Wednesday, May 23, 2012

(San Diego) Grand jury: Bullying common on police review board

Written by Kristina Davis - U-T San Diego

The county grand jury investigating San Diego’s police citizen review board uncovered an atmosphere rife with “prejudice, fear and intimidation,” and determined that bullying and a lack of decorum impairs the board’s ability to be a true watchdog on police practices, according to a report released Tuesday.

The nine-page report cites a number of factors that contribute to the ineffectiveness of the board, including a “weak” central leadership, the strong influence of police internal affairs investigators and a prejudiced appointment process for board members.

Jay Goldstone, the city’s chief operating officer, said in a statement that the city is open to feedback and suggestions about ways to increase effectiveness. He said the Citizens’ Review Board on Police Practices is already addressing some of the concerns, including holding a meeting about decorum and re-opening the pool of prospective members to recruit diverse candidates.

“The CRB is a competent, hard working board with many diverse voices providing impartial oversight of investigations and responses to citizens’ complaints against officers,” Goldstone said.

Police Chief Bill Lansdowne said he supports the board and how the mayor’s office runs the program.

The board’s 23 volunteer civilians review citizens’ complaints against the San Diego Police Department. The mayor appoints new board members but only after the current board recommends them, allowing prejudice and personal bias into the process, the grand jury report says.

The board, established in 1988, typically reviews investigative reports already completed by the Police Department’s internal affairs unit and ultimately agrees or disagrees with the findings. The board is not authorized to conduct its own investigations nor does it have direct access to people making complaints, witnesses or officers involved in the cases.

The report depicts a confrontational working environment where intimidation, threats, yelling and cursing are routine.

Past and present board members who were interviewed for the report told the grand jury that internal affairs investigators would argue, lecture and sometimes bully board members leaning toward dissenting on cases. One person told the grand jury that if a member continued to disagree, that person was then branded as anti-police.
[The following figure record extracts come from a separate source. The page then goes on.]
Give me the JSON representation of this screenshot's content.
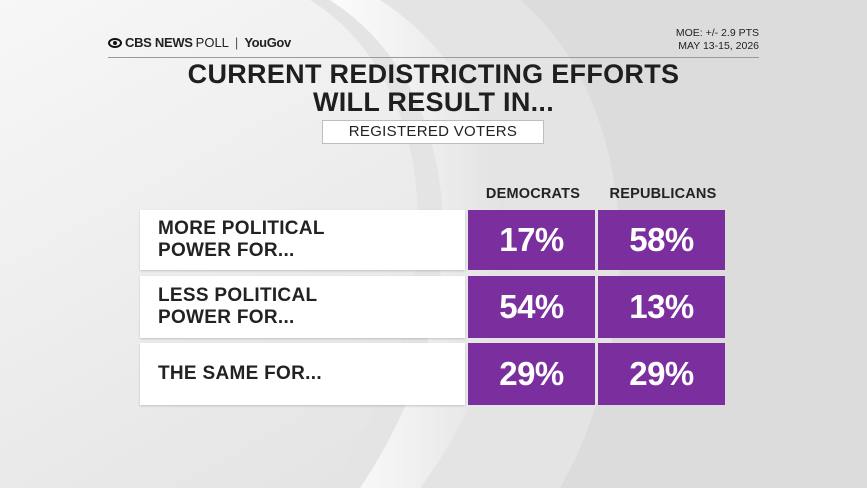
{
  "header": {
    "brand_cbs": "CBS NEWS",
    "brand_poll": "POLL",
    "brand_sep": "|",
    "brand_partner": "YouGov",
    "moe": "MOE: +/- 2.9 PTS",
    "dates": "MAY 13-15, 2026"
  },
  "title_line1": "CURRENT REDISTRICTING EFFORTS",
  "title_line2": "WILL RESULT IN...",
  "subtitle": "REGISTERED VOTERS",
  "colors": {
    "cell_fill": "#7b2f9f",
    "text": "#222222",
    "background": "#eeeeee"
  },
  "chart_data": {
    "type": "table",
    "title": "CURRENT REDISTRICTING EFFORTS WILL RESULT IN...",
    "subtitle": "REGISTERED VOTERS",
    "columns": [
      "DEMOCRATS",
      "REPUBLICANS"
    ],
    "rows": [
      {
        "label_line1": "MORE POLITICAL",
        "label_line2": "POWER FOR...",
        "values": [
          "17%",
          "58%"
        ]
      },
      {
        "label_line1": "LESS POLITICAL",
        "label_line2": "POWER FOR...",
        "values": [
          "54%",
          "13%"
        ]
      },
      {
        "label_line1": "THE SAME FOR...",
        "label_line2": "",
        "values": [
          "29%",
          "29%"
        ]
      }
    ],
    "series": [
      {
        "name": "DEMOCRATS",
        "values": [
          17,
          54,
          29
        ]
      },
      {
        "name": "REPUBLICANS",
        "values": [
          58,
          13,
          29
        ]
      }
    ],
    "unit": "%"
  }
}
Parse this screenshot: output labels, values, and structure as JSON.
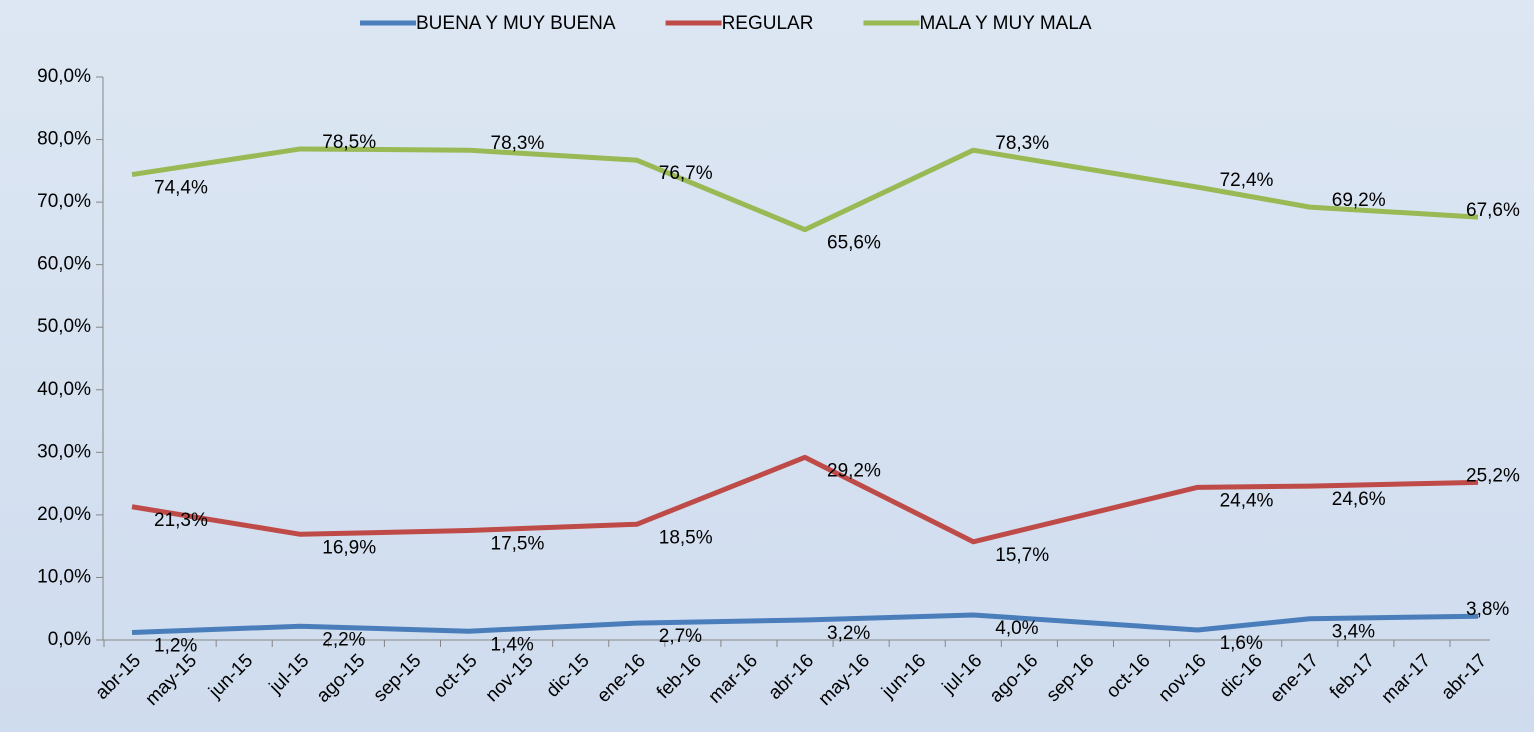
{
  "chart_data": {
    "type": "line",
    "categories": [
      "abr-15",
      "may-15",
      "jun-15",
      "jul-15",
      "ago-15",
      "sep-15",
      "oct-15",
      "nov-15",
      "dic-15",
      "ene-16",
      "feb-16",
      "mar-16",
      "abr-16",
      "may-16",
      "jun-16",
      "jul-16",
      "ago-16",
      "sep-16",
      "oct-16",
      "nov-16",
      "dic-16",
      "ene-17",
      "feb-17",
      "mar-17",
      "abr-17"
    ],
    "x": [
      "abr-15",
      "jul-15",
      "oct-15",
      "ene-16",
      "abr-16",
      "jul-16",
      "nov-16",
      "ene-17",
      "abr-17"
    ],
    "series": [
      {
        "name": "BUENA Y MUY BUENA",
        "color": "#4a7ebb",
        "values": [
          1.2,
          2.2,
          1.4,
          2.7,
          3.2,
          4.0,
          1.6,
          3.4,
          3.8
        ],
        "value_labels": [
          "1,2%",
          "2,2%",
          "1,4%",
          "2,7%",
          "3,2%",
          "4,0%",
          "1,6%",
          "3,4%",
          "3,8%"
        ]
      },
      {
        "name": "REGULAR",
        "color": "#be4b48",
        "values": [
          21.3,
          16.9,
          17.5,
          18.5,
          29.2,
          15.7,
          24.4,
          24.6,
          25.2
        ],
        "value_labels": [
          "21,3%",
          "16,9%",
          "17,5%",
          "18,5%",
          "29,2%",
          "15,7%",
          "24,4%",
          "24,6%",
          "25,2%"
        ]
      },
      {
        "name": "MALA Y MUY MALA",
        "color": "#98b954",
        "values": [
          74.4,
          78.5,
          78.3,
          76.7,
          65.6,
          78.3,
          72.4,
          69.2,
          67.6
        ],
        "value_labels": [
          "74,4%",
          "78,5%",
          "78,3%",
          "76,7%",
          "65,6%",
          "78,3%",
          "72,4%",
          "69,2%",
          "67,6%"
        ]
      }
    ],
    "ylim": [
      0,
      90
    ],
    "yticks": [
      {
        "value": 0,
        "label": "0,0%"
      },
      {
        "value": 10,
        "label": "10,0%"
      },
      {
        "value": 20,
        "label": "20,0%"
      },
      {
        "value": 30,
        "label": "30,0%"
      },
      {
        "value": 40,
        "label": "40,0%"
      },
      {
        "value": 50,
        "label": "50,0%"
      },
      {
        "value": 60,
        "label": "60,0%"
      },
      {
        "value": 70,
        "label": "70,0%"
      },
      {
        "value": 80,
        "label": "80,0%"
      },
      {
        "value": 90,
        "label": "90,0%"
      }
    ],
    "legend": "top",
    "grid": false
  }
}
The report also found that internal affairs personnel are routinely allowed to attend closed session meetings in which the board’s findings are debated and rendered.

This practice may have started as early as 1993, when the board recommended allowing internal affairs investigators into a meeting to familiarize themselves with the process, according to a memo uncovered by the grand jury. It is now customary, the report states.

While the legality of allowing nonmembers in closed sessions may be argued, the report says the state Attorney General’s Office takes the position it generally should not happen.